The project will build on recent advances in KV cache compression by integrating Tucker-based compression directly into the attention layers of a transformer model. This will involve designing an adaptive framework for factorizing the key and value projections during inference, caching only their compressed representations, and reconstructing them on-the-fly when computing attention scores. By fusing the reconstruction with the attention mechanism, we can reduce both storage and memory bandwidth costs without adding significant latency. We will evaluate the approach across various model sizes and tasks, aiming to demonstrate at least a 2× reduction in KV cache memory with negligible loss in task performance.
Our working hypothesis is that Tucker decomposition provides a more flexible and expressive compression method than traditional low-rank factorization, particularly in capturing interactions across attention heads, tokens, and projection dimensions. If successful, this would open the door for broader deployment of LLMs in constrained environments such as campus compute clusters, lab workstations, and edge servers.

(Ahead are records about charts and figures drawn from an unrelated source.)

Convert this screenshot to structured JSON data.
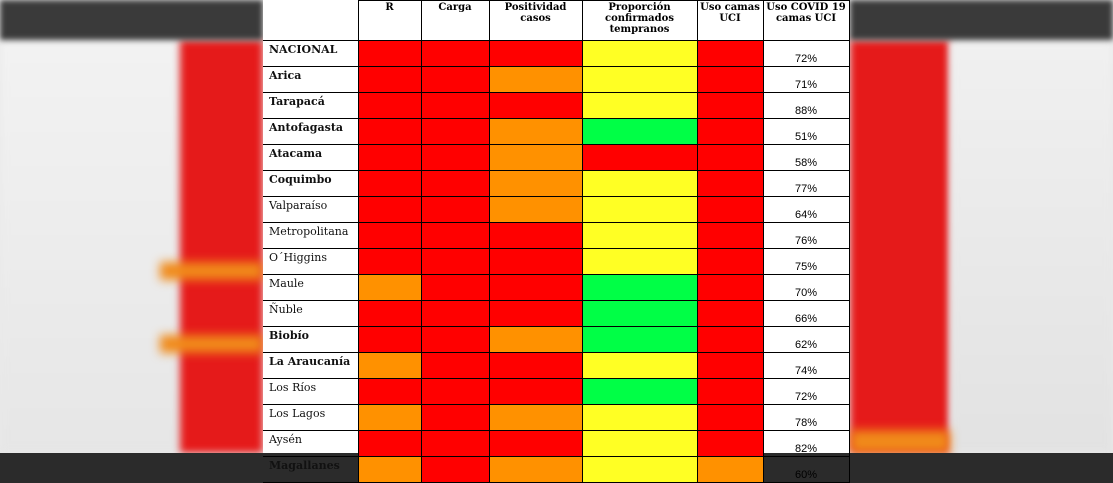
{
  "colors": {
    "red": "#ff0000",
    "orange": "#ff9100",
    "yellow": "#ffff24",
    "green": "#00ff46"
  },
  "headers": {
    "r": "R",
    "carga": "Carga",
    "positividad": "Positividad casos",
    "proporcion": "Proporción confirmados tempranos",
    "uso_uci": "Uso camas UCI",
    "uso_covid": "Uso COVID 19 camas UCI"
  },
  "rows": [
    {
      "name": "NACIONAL",
      "bold": true,
      "r": "red",
      "carga": "red",
      "positividad": "red",
      "proporcion": "yellow",
      "uci": "red",
      "pct": "72%"
    },
    {
      "name": "Arica",
      "bold": true,
      "r": "red",
      "carga": "red",
      "positividad": "orange",
      "proporcion": "yellow",
      "uci": "red",
      "pct": "71%"
    },
    {
      "name": "Tarapacá",
      "bold": true,
      "r": "red",
      "carga": "red",
      "positividad": "red",
      "proporcion": "yellow",
      "uci": "red",
      "pct": "88%"
    },
    {
      "name": "Antofagasta",
      "bold": true,
      "r": "red",
      "carga": "red",
      "positividad": "orange",
      "proporcion": "green",
      "uci": "red",
      "pct": "51%"
    },
    {
      "name": "Atacama",
      "bold": true,
      "r": "red",
      "carga": "red",
      "positividad": "orange",
      "proporcion": "red",
      "uci": "red",
      "pct": "58%"
    },
    {
      "name": "Coquimbo",
      "bold": true,
      "r": "red",
      "carga": "red",
      "positividad": "orange",
      "proporcion": "yellow",
      "uci": "red",
      "pct": "77%"
    },
    {
      "name": "Valparaíso",
      "bold": false,
      "r": "red",
      "carga": "red",
      "positividad": "orange",
      "proporcion": "yellow",
      "uci": "red",
      "pct": "64%"
    },
    {
      "name": "Metropolitana",
      "bold": false,
      "r": "red",
      "carga": "red",
      "positividad": "red",
      "proporcion": "yellow",
      "uci": "red",
      "pct": "76%"
    },
    {
      "name": "O´Higgins",
      "bold": false,
      "r": "red",
      "carga": "red",
      "positividad": "red",
      "proporcion": "yellow",
      "uci": "red",
      "pct": "75%"
    },
    {
      "name": "Maule",
      "bold": false,
      "r": "orange",
      "carga": "red",
      "positividad": "red",
      "proporcion": "green",
      "uci": "red",
      "pct": "70%"
    },
    {
      "name": "Ñuble",
      "bold": false,
      "r": "red",
      "carga": "red",
      "positividad": "red",
      "proporcion": "green",
      "uci": "red",
      "pct": "66%"
    },
    {
      "name": "Biobío",
      "bold": true,
      "r": "red",
      "carga": "red",
      "positividad": "orange",
      "proporcion": "green",
      "uci": "red",
      "pct": "62%"
    },
    {
      "name": "La Araucanía",
      "bold": true,
      "r": "orange",
      "carga": "red",
      "positividad": "red",
      "proporcion": "yellow",
      "uci": "red",
      "pct": "74%"
    },
    {
      "name": "Los Ríos",
      "bold": false,
      "r": "red",
      "carga": "red",
      "positividad": "red",
      "proporcion": "green",
      "uci": "red",
      "pct": "72%"
    },
    {
      "name": "Los Lagos",
      "bold": false,
      "r": "orange",
      "carga": "red",
      "positividad": "orange",
      "proporcion": "yellow",
      "uci": "red",
      "pct": "78%"
    },
    {
      "name": "Aysén",
      "bold": false,
      "r": "red",
      "carga": "red",
      "positividad": "red",
      "proporcion": "yellow",
      "uci": "red",
      "pct": "82%"
    },
    {
      "name": "Magallanes",
      "bold": true,
      "r": "orange",
      "carga": "red",
      "positividad": "orange",
      "proporcion": "yellow",
      "uci": "orange",
      "pct": "60%"
    }
  ]
}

Freedman Center Liaison: R. David Beales
AI/ML Tools for Dataset Development: Policies to Mitigate Environmental Problems
Project Lead: Kelly McMann
Affiliation(s)
Lucy Adams Leffingwell Professor, Department of Political Science
Project Description
This project identifies and employ artificial intelligence (AI) and machine learning (ML) to create a higher quality environmental policies dataset more efficiently than could be done manually. The future public release of this dataset will allow scholars and practitioners in numerous fields to answer pressing questions more effectively. For example, how do political ideologies affect the adoption of different environmental protection measures and how do different environmental policies impact the economic performance of the industries most affected by them
The dataset my research assistants and I will create will comprehensively document environmental policies that national governments have adopted (or not) in all countries of the world to address the following environmental problems: non-renewable energy, transport fuel/oil consumption, CO2 emissions, air pollution, water pollution, soil pollution, deforestation, and ecosystem degradation. For each policy indicator there will be a datapoint for each country for each year data are available.
Policy indicators will measure existence of a policy and, for some, their economic sector and geographic targets. Web scraping and AI/ML tools will hopefully speed up this time-intensive process and allow us to create new indicators in datasets.
We will dramatically improve upon existing datasets by:
- including policies to address all major environmental problems
- overing more countries of the world
- providing new indicators to better identify specific policies.